Average the two heights, then multiply by the width
Example: For the shape highlighted above, we take the two heights (the "y" coordinates 2.28 and 4.71) and work out the average height:
(2.28+4.71)/2 = 3.495
Work out the width (the difference between the "x" coordinates 2.66 and 0.72)
2.66-0.72 = 1.94
The area is width×height:
1.94 × 3.495 = 6.7803
Add Them All Up
Now add them all up!
But the trick is to add when they go forwards (positive width), and subtract when they go backwards (negative width).
If you always go clockwise around the polygon, and always subtract the first "x" coordinate from the second, it works out naturally, like this:
| From | To | |||||
|---|---|---|---|---|---|---|
| x | y | x | y | Avg Height | Width (+/−) | Area (+/−) |
| 0.72 | 2.28 | 2.66 | 4.71 | 3.495 | 1.94 | 6.7803 |
| 2.66 | 4.71 | 5 | 3.5 | 4.105 | 2.34 | 9.6057 |
| 5 | 3.5 | 3.63 | 2.52 | 3.01 | −1.37 | −4.1237 |
| 3.63 | 2.52 | 4 | 1.6 | 2.06 | 0.37 | 0.7622 |
| 4 | 1.6 | 1.9 | 1 | 1.3 | −2.1 | −2.7300 |
| 1.9 | 1 | 0.72 | 2.28 | 1.64 | −1.18 | −1.9352 |
| Total: | 8.3593 | |||||
You can also go the other direction. If you get a negative area just make it positive.
And it looks like this:
So that's it! The area is 8.3593
Area of Polygon Tool
Glad you read this far! You are rewarded with a link to the Area of a Polygon Drawing Tool that can do all of this for you. It also accepts manual entry of coordinates.
Formulas
Let us play with some formulas!
Let's start with a a simple triangle, with coordinates (x1, y1), (x2, y2), (x3, y3)
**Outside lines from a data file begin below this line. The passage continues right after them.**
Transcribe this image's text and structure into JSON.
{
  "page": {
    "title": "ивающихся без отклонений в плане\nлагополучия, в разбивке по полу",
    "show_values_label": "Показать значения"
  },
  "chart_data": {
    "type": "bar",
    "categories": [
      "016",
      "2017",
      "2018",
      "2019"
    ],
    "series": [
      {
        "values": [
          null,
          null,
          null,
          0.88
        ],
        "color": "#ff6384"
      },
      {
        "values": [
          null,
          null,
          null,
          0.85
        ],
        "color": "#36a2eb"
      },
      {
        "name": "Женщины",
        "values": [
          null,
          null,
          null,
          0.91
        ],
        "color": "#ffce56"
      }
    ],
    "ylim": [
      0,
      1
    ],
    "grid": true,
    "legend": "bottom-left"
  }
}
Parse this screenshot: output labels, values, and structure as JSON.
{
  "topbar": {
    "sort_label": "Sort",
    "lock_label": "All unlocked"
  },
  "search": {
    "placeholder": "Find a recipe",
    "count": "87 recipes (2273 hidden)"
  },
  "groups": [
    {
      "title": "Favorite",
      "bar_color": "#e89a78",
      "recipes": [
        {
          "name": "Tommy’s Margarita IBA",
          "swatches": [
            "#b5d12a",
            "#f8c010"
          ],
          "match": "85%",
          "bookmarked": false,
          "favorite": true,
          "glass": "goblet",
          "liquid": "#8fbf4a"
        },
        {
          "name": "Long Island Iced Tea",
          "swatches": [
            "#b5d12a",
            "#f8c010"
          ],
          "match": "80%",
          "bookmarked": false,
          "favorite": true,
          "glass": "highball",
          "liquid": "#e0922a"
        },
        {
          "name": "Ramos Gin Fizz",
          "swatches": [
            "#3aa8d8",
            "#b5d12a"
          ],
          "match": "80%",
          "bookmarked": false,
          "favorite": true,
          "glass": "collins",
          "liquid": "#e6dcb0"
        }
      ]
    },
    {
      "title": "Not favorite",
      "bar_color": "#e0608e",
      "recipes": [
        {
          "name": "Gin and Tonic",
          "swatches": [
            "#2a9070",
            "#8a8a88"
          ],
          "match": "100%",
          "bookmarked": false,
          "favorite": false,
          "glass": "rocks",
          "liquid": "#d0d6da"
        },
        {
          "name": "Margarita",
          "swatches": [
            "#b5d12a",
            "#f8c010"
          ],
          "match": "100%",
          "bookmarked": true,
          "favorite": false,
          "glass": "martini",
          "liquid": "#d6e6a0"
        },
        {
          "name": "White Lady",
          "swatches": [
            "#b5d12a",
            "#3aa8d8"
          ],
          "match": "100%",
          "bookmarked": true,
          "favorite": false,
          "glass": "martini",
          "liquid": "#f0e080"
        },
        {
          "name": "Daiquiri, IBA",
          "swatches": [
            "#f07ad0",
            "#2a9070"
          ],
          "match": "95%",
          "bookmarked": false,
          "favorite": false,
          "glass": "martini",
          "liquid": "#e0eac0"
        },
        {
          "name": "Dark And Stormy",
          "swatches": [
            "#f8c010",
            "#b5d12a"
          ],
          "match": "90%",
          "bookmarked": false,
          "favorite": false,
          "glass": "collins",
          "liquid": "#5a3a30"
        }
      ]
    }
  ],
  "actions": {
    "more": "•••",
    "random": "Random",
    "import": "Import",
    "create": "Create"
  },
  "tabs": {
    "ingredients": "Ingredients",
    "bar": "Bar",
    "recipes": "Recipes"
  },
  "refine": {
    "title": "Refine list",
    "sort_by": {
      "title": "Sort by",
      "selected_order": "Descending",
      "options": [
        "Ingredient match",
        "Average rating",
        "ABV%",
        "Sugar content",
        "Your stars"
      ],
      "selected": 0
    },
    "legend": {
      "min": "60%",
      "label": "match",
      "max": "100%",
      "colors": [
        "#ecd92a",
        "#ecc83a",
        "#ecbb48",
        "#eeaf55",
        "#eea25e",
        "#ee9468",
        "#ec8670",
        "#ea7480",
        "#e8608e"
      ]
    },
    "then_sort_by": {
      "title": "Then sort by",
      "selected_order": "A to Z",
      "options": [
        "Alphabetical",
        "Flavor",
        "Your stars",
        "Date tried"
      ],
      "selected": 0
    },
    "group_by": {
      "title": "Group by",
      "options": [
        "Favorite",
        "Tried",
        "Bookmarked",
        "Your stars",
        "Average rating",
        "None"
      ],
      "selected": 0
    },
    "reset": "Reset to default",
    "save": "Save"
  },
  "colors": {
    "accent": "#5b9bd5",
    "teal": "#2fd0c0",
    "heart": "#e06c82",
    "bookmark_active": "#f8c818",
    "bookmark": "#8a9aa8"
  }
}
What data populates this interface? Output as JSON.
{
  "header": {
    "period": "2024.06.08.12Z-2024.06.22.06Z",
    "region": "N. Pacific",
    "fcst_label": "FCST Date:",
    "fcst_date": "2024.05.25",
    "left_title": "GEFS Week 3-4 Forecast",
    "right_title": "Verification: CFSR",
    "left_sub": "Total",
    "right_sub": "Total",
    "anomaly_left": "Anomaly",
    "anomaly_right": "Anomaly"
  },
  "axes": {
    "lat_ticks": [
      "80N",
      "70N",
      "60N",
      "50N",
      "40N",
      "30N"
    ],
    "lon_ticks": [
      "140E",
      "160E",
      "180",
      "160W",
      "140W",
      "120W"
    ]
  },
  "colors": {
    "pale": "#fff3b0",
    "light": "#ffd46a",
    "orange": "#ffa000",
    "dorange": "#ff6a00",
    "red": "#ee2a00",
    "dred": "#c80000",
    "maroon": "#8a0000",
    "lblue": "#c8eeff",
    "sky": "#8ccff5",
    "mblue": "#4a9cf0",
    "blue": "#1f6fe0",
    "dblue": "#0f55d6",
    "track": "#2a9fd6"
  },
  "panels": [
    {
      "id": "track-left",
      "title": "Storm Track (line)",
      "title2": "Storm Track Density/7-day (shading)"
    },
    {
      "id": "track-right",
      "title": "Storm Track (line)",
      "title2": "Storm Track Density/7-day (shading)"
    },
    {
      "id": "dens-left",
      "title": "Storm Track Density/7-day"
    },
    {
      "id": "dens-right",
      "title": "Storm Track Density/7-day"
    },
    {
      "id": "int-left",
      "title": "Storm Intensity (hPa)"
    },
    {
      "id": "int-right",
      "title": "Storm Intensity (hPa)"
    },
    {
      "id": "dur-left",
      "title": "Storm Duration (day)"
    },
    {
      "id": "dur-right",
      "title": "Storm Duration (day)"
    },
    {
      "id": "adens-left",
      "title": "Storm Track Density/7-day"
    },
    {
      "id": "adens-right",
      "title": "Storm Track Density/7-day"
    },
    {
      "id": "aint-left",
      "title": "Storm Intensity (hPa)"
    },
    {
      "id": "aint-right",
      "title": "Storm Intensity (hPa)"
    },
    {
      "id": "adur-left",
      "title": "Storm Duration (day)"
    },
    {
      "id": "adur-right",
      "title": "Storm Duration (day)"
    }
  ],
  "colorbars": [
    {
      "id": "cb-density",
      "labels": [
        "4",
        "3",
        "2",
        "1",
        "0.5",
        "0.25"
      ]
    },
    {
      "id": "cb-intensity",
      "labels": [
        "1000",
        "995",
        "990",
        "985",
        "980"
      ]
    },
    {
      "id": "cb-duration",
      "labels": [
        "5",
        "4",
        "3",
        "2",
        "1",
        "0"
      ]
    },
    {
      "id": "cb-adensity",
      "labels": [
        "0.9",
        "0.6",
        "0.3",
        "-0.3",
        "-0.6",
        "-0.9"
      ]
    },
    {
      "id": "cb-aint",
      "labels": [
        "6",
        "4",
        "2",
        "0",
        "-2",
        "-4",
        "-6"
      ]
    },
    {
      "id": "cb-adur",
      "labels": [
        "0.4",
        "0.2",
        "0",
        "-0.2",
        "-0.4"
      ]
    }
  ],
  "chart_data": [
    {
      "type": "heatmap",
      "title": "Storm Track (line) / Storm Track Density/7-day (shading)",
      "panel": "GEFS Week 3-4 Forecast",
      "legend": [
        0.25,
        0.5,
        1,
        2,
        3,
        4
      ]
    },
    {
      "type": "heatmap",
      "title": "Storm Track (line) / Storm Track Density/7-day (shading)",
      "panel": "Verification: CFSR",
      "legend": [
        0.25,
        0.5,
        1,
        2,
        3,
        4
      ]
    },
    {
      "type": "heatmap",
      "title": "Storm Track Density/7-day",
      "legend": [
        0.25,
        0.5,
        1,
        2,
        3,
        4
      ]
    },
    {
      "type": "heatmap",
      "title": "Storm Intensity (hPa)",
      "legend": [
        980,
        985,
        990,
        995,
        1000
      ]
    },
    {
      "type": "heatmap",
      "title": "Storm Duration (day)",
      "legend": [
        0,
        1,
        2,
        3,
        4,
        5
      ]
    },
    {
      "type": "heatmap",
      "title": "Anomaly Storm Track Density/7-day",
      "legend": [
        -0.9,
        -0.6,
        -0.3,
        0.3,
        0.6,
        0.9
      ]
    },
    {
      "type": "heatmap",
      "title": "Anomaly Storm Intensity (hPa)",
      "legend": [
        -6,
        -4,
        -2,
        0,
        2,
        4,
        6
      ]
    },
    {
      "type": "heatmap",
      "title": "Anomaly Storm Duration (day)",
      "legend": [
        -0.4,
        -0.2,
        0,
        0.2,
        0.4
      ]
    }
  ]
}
Multiplying widths by average heights gets:
Area = (x2−x1)(y1+y2)/2 + (x3−x2)(y2+y3)/2 + (x1−x3)(y3+y1)/2
But we can rewrite it! Let us expand the whole thing so we can do some surgery on it:
2×Area = x2y1 + x2y2 − x1y1 − x1y2 + x3y2 + x3y3 − x2y2 − x2y3 + x1y3 + x1y1 − x3y3 − x3y1
Collect like terms:
2×Area = x2y1 + x2y2−x2y2 + x1y1−x1y1 − x1y2 + x3y2 + x3y3−x3y3 − x2y3 + x1y3 − x3y1
Simplify:
2×Area = x2y1 − x1y2 + x3y2 − x2y3 + x1y3 − x3y1
Rearranging the terms (and changing signs) we get the so-called "shoelace formula":
−2×Area = x1y2 + x2y3 + x3y1 − x2y1 − x3y2 − x1y3
In General
In general (for an n-sided simple polygon), using absolute values || we have:
Area = ½| (x2−x1)(y1+y2) + (x3−x2)(y2+y3) + ... + (x1−xn)(yn+y1) |
or the Shoelace version:
Area = ½| x1y2 + x2y3 + ... + xny1 − x2y1 − x3y2 − ... − x1yn |
Using JavaScript the essential line (that gets summed up over all points) is:
let a1 = (pt1.x - pt0.x) * (pt0.y + pt1.y); // for trapezoid
let a1 = (pt0.x * pt1.y - pt0.y * pt1.x); // for shoelace
I calculated the area of a regular pentagon 1,000,000 times and both methods took about 43ms. I imagine the browser came up with the same underlying code for both cases!